Thought I would respond to this as I run the gamut of weather conditions, wood types, etc.
When it is like 10 degrees or colder outside, given the nature of this house and my stove type (see sig below), I will load splits in north-south so my air flow from my front loading stove goes with the splits. Faster burn times of course. I can get approx 6-7 hours on a full load this way.

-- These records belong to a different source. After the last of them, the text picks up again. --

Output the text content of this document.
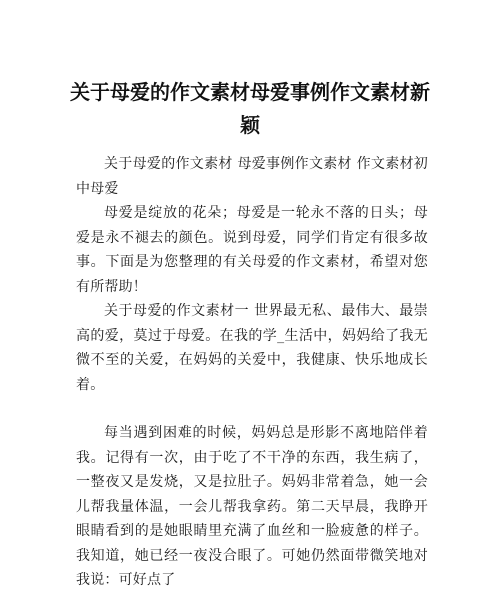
关于母爱的作文素材母爱事例作文素材新颖

关于母爱的作文素材 母爱事例作文素材 作文素材初中母爱

母爱是绽放的花朵；母爱是一轮永不落的日头；母爱是永不褪去的颜色。说到母爱，同学们肯定有很多故事。下面是为您整理的有关母爱的作文素材，希望对您有所帮助！

关于母爱的作文素材一 世界最无私、最伟大、最崇高的爱，莫过于母爱。在我的学_生活中，妈妈给了我无微不至的关爱，在妈妈的关爱中，我健康、快乐地成长着。

每当遇到困难的时候，妈妈总是形影不离地陪伴着我。记得有一次，由于吃了不干净的东西，我生病了，一整夜又是发烧，又是拉肚子。妈妈非常着急，她一会儿帮我量体温，一会儿帮我拿药。第二天早晨，我睁开眼睛看到的是她眼睛里充满了血丝和一脸疲惫的样子。我知道，她已经一夜没合眼了。可她仍然面带微笑地对我说：可好点了
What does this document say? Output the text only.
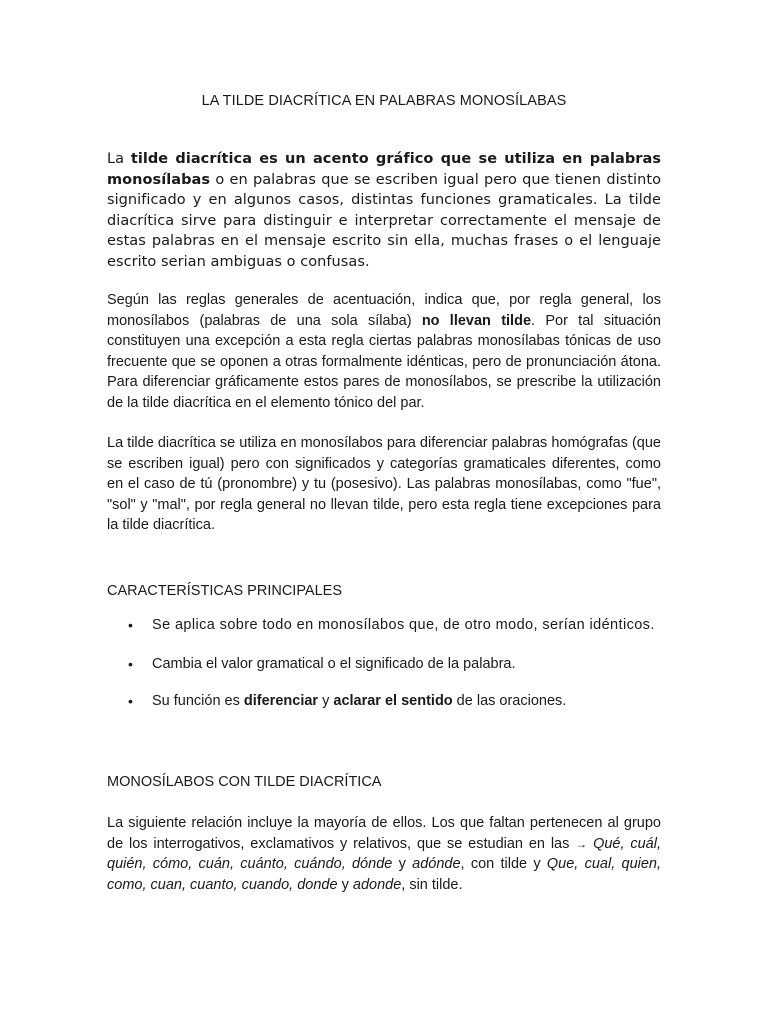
LA TILDE DIACRÍTICA EN PALABRAS MONOSÍLABAS

La tilde diacrítica es un acento gráfico que se utiliza en palabras monosílabas o en palabras que se escriben igual pero que tienen distinto significado y en algunos casos, distintas funciones gramaticales. La tilde diacrítica sirve para distinguir e interpretar correctamente el mensaje de estas palabras en el mensaje escrito sin ella, muchas frases o el lenguaje escrito serian ambiguas o confusas.

Según las reglas generales de acentuación, indica que, por regla general, los monosílabos (palabras de una sola sílaba) no llevan tilde. Por tal situación constituyen una excepción a esta regla ciertas palabras monosílabas tónicas de uso frecuente que se oponen a otras formalmente idénticas, pero de pronunciación átona. Para diferenciar gráficamente estos pares de monosílabos, se prescribe la utilización de la tilde diacrítica en el elemento tónico del par.

La tilde diacrítica se utiliza en monosílabos para diferenciar palabras homógrafas (que se escriben igual) pero con significados y categorías gramaticales diferentes, como en el caso de tú (pronombre) y tu (posesivo). Las palabras monosílabas, como "fue", "sol" y "mal", por regla general no llevan tilde, pero esta regla tiene excepciones para la tilde diacrítica.

CARACTERÍSTICAS PRINCIPALES
• Se aplica sobre todo en monosílabos que, de otro modo, serían idénticos.
• Cambia el valor gramatical o el significado de la palabra.
• Su función es diferenciar y aclarar el sentido de las oraciones.
MONOSÍLABOS CON TILDE DIACRÍTICA

La siguiente relación incluye la mayoría de ellos. Los que faltan pertenecen al grupo de los interrogativos, exclamativos y relativos, que se estudian en las → Qué, cuál, quién, cómo, cuán, cuánto, cuándo, dónde y adónde, con tilde y Que, cual, quien, como, cuan, cuanto, cuando, donde y adonde, sin tilde.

Above 10 degrees, I will load east-west.
Depending on the wood, and the temperature conditions, I will vary how I load and what I load. For instance, if I am in that 10-30 dgrees outside range, I may load oak and/or pinon, east-west. This way the air flow is slowed and I get longer, even burns. I have to close everything for all intents, down, though there is still a minimal air flow occurring and things will work well. If I am burning pinon or cedar, or all oak, these can tend to produce wonderfully high heat even when things are dampered all the way down. If things are too fast, the draft is going too well, the wood is just too perfect, or if things are warmer than say 30 degrees, and I run the risk of overfiring, I have techniques where I will place different kinds of wood along different layers. I can maintain three "zones" of splits in my firebox, perhaps two, sometimes three splits high. What I might do is place a high heat split in front. In the middle I may put some moderate wood, like elm or mebbe some not quite perfectly seasoned oak pr pine, or I may place in a full round in my middle layer. Then I may place a high heat puppy on the bottom of my last layer near the back of the stove, with another one or two moderate type wood splits on top. I end up with being able to control the speed and flow, and for all intents, heat of a load over the course of 6-10 hours, but the types of wood at each layer. Sometimes I will place a high heat split along the bottom of all three zones, and then a full round on top of each one. Gets things coaled up on the bottom, which then move more slowly through the unsplit round on top. All this loading east-west, and I can get easily 10 hours or more on this stove which is a modest stove design, nothing fancy. But it works for this house and environment. If it were colder here, I would have opted for a more efficient CAT stove. But I've been able to use this layering technique to manage slow to fast burns. But in a pinch, I go north-south with say, pinon, and can get the joint warmed up fairly quickly. East-west, north-south, layering the types of wood depending on the conditions. Have been fairly successful in keeping the digs cozy even at during extended subzero times. And when things go into the 40s or 50s, I have these wonderful coals which will keep things comfy all day.
Appleby said:
I will have to check it in the AM when the fire is down and out as I highly doubt I will get even close to an all night burn at this rate (don't get me wrong...I am very happy with the unit). I have a dynomite draw from the second I strike a match. Ironcially though it is an exterior chimney but it is a very heavy chimney with ext. brick, 8" CMU and then clay liner. 22ft high. I used T316 flex liner with no insulation. I'm thinking there could be a decent chance that I did not solidly close the ash tray cover. I'll report back in the morning. The small hole you are talkign about is right were the action is but it seems like too much air for what you describe unless my draft is that off the chart which I doubt. I'll get to the bottom of it tomorrow.
All that said, my upstairs is 78 degrees tonight and we are LOVING it!